Sur la régularité du jugement attaqué :
2. Aux termes de l'article R. 741-2 du code de justice administrative : " La décision mentionne que l'audience a été publique [...] Mention est également faite de la production d'une note en délibéré. ".
3. Lorsqu'il est saisi, postérieurement à la clôture de l'instruction d'une note en délibéré émanant d'une des parties à l'instance, il appartient dans tous les cas au juge administratif d'en prendre connaissance avant la séance au cours de laquelle sera rendue la décision. S'il a toujours la faculté dans l'intérêt d'une bonne justice, de rouvrir l'instruction et de soumettre au débat contradictoire les éléments contenus dans la note en délibéré, il n'est tenu de le faire à peine d'irrégularité de sa décision que si cette note contient soit l'exposé d'une circonstance de fait dont la partie qui l'invoque n'était pas en mesure de faire état avant la clôture de l'instruction et que le juge ne pourrait ignorer sans fonder sa décision sur des faits matériellement inexacts, soit d'une circonstance de droit nouvelle ou que le juge devrait relever d'office.
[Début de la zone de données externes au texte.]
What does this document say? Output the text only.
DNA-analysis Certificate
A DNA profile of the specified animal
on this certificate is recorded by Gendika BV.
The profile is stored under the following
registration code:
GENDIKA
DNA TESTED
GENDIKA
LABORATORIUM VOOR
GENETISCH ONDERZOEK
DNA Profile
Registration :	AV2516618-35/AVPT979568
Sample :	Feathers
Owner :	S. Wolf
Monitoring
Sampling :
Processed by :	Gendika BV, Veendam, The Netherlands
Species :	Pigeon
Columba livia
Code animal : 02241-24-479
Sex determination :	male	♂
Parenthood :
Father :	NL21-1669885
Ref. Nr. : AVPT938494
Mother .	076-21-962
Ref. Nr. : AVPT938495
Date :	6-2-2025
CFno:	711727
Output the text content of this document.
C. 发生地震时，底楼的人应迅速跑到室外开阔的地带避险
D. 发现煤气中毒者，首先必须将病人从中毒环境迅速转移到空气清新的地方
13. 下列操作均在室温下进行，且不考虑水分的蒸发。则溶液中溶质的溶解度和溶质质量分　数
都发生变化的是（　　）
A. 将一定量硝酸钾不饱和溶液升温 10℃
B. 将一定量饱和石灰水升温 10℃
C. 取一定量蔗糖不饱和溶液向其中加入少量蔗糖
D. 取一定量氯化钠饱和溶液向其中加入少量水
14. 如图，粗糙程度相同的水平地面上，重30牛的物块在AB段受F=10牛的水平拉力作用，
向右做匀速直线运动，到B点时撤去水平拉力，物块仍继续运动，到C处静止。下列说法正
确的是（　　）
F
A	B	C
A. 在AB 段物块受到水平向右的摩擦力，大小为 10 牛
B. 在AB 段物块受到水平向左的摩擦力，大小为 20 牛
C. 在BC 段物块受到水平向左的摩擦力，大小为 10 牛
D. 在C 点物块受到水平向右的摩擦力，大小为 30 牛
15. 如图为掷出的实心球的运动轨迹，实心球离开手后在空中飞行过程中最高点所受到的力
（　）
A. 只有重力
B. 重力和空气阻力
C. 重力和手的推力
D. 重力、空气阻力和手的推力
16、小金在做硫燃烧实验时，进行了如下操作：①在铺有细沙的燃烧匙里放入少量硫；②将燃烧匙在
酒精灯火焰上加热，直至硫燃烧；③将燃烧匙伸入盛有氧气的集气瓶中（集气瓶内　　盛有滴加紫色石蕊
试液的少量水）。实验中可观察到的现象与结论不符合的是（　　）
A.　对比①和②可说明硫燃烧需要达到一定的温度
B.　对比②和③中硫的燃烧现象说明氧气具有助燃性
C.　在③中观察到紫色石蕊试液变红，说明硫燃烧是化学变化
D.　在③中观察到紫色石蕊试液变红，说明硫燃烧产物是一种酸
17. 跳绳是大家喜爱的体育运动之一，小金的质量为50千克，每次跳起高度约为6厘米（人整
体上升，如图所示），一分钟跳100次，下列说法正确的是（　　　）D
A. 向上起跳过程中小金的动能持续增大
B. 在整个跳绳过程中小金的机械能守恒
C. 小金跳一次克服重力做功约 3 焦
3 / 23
4. Il ressort des pièces du dossier que la note en délibéré adressée par Messieurs D... et I... le 6 juin 2019 avait pour seul objet de répondre à la note déposée par la société Tommasini Construction le 22 mai 2019 et elle ne comportait pas l'énoncé d'une circonstance de fait dont ils n'auraient pas été en mesure de faire état avant la clôture de l'instruction ni l'énoncé d'une circonstance de droit nouvelle ou que le juge devait relever d'office. Par suite, la société Tommasini Construction n'est pas fondée à soutenir que le tribunal administratif de Lille ayant visé sans l'analyser et communiquer la note en délibéré en question, et sans rouvrir l'instruction, aurait méconnu le principe du contradictoire et les stipulations de l'article 6-1 de la convention européenne de sauvegarde des droits de l'homme et des libertés fondamentales entachant ainsi son jugement d'irrégularité.
Sur le bien-fondé du jugement attaqué :
5. La circonstance que les premiers juges ont relevé au point 9 du jugement que la société Tommasini Construction n'est pas fondée à rechercher la responsabilité contractuelle des deux architectes alors que celle-ci fondait son action sur leur responsabilité quasi-délictuelle constitue une simple erreur de plume, laquelle est, par elle-même, sans incidence dès lors qu'il n'existait aucune ambiguïté sur le raisonnement juridique, tel que cela ressort des points n° 6 et n° 7, du tribunal lequel reposait sur le fondement de la responsabilité quasi-délictuelle.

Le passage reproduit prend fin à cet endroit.